第147章 蛛丝马迹(2/2)
“大礼?”姜玖璃狐疑地看着他,直觉他这笑容背后绝不简单,“什么大礼?”
李沐白放下茶杯,眸光幽深,带着一丝戏谑:“一份能让他……痛彻心扉,连做梦都不敢再梦到‘故人’的大礼。”他并未明说火烧璃心殿之事,有些肮脏的东西,他不想污了她的耳朵,只需知道结果便好。

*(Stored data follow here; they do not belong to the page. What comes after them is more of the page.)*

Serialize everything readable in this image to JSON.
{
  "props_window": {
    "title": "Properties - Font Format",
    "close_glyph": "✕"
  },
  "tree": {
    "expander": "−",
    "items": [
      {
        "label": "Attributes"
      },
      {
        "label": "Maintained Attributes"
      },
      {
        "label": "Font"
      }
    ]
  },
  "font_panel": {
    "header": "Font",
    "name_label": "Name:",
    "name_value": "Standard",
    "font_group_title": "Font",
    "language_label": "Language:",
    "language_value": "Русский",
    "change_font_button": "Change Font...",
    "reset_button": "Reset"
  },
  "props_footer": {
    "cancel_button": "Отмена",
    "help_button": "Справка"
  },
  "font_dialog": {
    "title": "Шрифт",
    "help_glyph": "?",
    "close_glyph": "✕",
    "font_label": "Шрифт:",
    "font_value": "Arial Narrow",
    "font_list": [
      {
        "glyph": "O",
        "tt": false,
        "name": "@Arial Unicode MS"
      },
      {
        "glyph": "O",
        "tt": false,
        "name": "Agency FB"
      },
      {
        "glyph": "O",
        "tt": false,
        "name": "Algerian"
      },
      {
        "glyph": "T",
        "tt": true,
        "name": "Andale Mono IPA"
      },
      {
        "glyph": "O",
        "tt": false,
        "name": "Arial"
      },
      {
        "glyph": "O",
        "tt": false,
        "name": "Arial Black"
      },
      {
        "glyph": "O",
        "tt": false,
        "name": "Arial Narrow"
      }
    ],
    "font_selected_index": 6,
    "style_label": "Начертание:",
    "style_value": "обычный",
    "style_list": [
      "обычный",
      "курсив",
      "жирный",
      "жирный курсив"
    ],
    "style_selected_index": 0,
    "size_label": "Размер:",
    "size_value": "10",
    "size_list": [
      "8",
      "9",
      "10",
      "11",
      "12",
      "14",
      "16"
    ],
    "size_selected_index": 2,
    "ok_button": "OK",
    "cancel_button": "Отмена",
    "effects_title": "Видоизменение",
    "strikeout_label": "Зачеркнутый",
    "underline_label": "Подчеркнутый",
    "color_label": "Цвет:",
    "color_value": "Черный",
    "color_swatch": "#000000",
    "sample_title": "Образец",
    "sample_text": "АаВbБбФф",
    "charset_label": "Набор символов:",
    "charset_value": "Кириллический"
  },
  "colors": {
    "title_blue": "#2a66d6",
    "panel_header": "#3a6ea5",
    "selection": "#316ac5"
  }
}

姜玖璃看着他眼中那熟悉的、算计得逞后的光芒,心中虽仍有疑惑,却也不再追问。她信任他,如同信任另一个自己。他既说那是“大礼”,那便定然是能狠狠戳中凛萧溯风痛处的利器。
姜玖璃躺在床上辗转反侧。
三更的梆子声刚过廊角,屋内烛火便晃了晃,金红焰光漫过桌案,轻轻拢住俯身而来的身影。李沐白放轻了脚步,连衣摆垂落的弧度都染了暖,月白锦袍上暗绣的流云纹,被烛火映得微微发亮,倒像是把半盏月色都揉进了衣料里,软得不像话。
他停在姜玖璃榻边,指尖先碰了碰微凉的帐钩,才缓缓开口,声音轻得像落雪沾了棉:“这下我希望你能睡个好觉。”
烛芯偶尔噼啪一声,光便顺着他的肩线滑下来,落在他垂眸的眼尾——连带着他看向她的目光,都裹了层暖融融的软。他似乎怕惊扰了什么,又往前倾了倾,指尖不经意蹭过她被烛火映得发烫的耳尖,才伸手替她掖了掖被角,动作轻得像拂过易碎的瓷。
姜玖璃攥着锦被的指节悄悄松了松,睫毛在眼下投出的浅影颤了颤。她没睁眼,却能觉出那片月白衣角就在眼前,连带着他身上清浅的竹香,都随着烛火的起伏,轻轻绕在鼻尖,温得人心尖发烫。
姜玖璃的声音,轻得像烛火里飘出的一缕烟。她没睁眼,只睫毛又颤了颤,带着点刚醒未醒的软:“狐狸。”
这声唤落进耳里,李沐白俯身的动作便顿了顿。他原是替她掖好被角要起身,此刻却又坐回床沿,掌心还覆在被面,温温地贴着她的手背。“怎么还没睡?”他声音放得更柔,烛火映着他眼尾,连月白锦袍的衣角,都落了层暖红的光,“是还在想……那件事?”
话没点透,可姜玖璃心里清楚——他说的是凛萧溯风那夜的强迫。她指尖悄悄蜷了蜷,刚要摇头,就觉掌心的温度又沉了沉,他另一只手轻轻覆上她的肩,隔着锦被拍了拍,节奏慢而轻,像春夜落在窗纸上的雨。“有我在。”他说,语气笃定得让人心安。
那拍打的力道太熟悉。姜玖璃闭着眼,忽然就想起儿时——父皇母后还在时,她怕黑睡不着,他们也是这样坐在床边,掌心带着暖,一下下拍着她的背,哄她入梦乡。可眼下的温度,却比儿时更烫,顺着被面渗进来,一路烧到心口。她慌忙往被子里缩了缩,连半张脸都埋进锦缎里,不敢看他。
这人怎么回事?不过是坐得近了些,不过是拍了拍她,怎么就让她心里烫得像揣了团火?姜玖璃暗暗咬唇,蒙在被子里的脸颊早红透了——李沐白这副温温柔柔的样子,比平日里的模样,还要勾人。
正想着,覆在被面的手忽然动了。李沐白轻轻扯了扯被角,将她埋住的脸露出来,指尖还带着点笑意的温度:“殿下是要把自己蒙死,还是……”他顿了顿,烛火落在他眼底,映出半分戏谑,却又藏着半分认真的期待,“发现自己爱上臣了?”
姜玖璃的呼吸,瞬间漏了一拍。她抬眼撞进他的目光里,那点戏谑像糖,裹着底下的认真,甜得人心尖发颤。可下一秒,思绪却猛地飘回几日前的那个夜——她浑身冰冷,是他进来将她抱住,给她力量。她竟伸手勾住他的脖子,鬼使神差地吻了他的唇角。
那吻很轻,像羽毛落过。可下一刻,李沐白就扣住了她的腰,将那点轻吻变成了更深的纠缠——他的吻带着安抚的温度,却又藏着压抑的汹涌,将她所有的慌,都揉进了那片滚烫里。
他的拇指蹭过她的唇角,语气里的笑意更浓,却也更认真:“怎么,殿下这是爱上臣了?”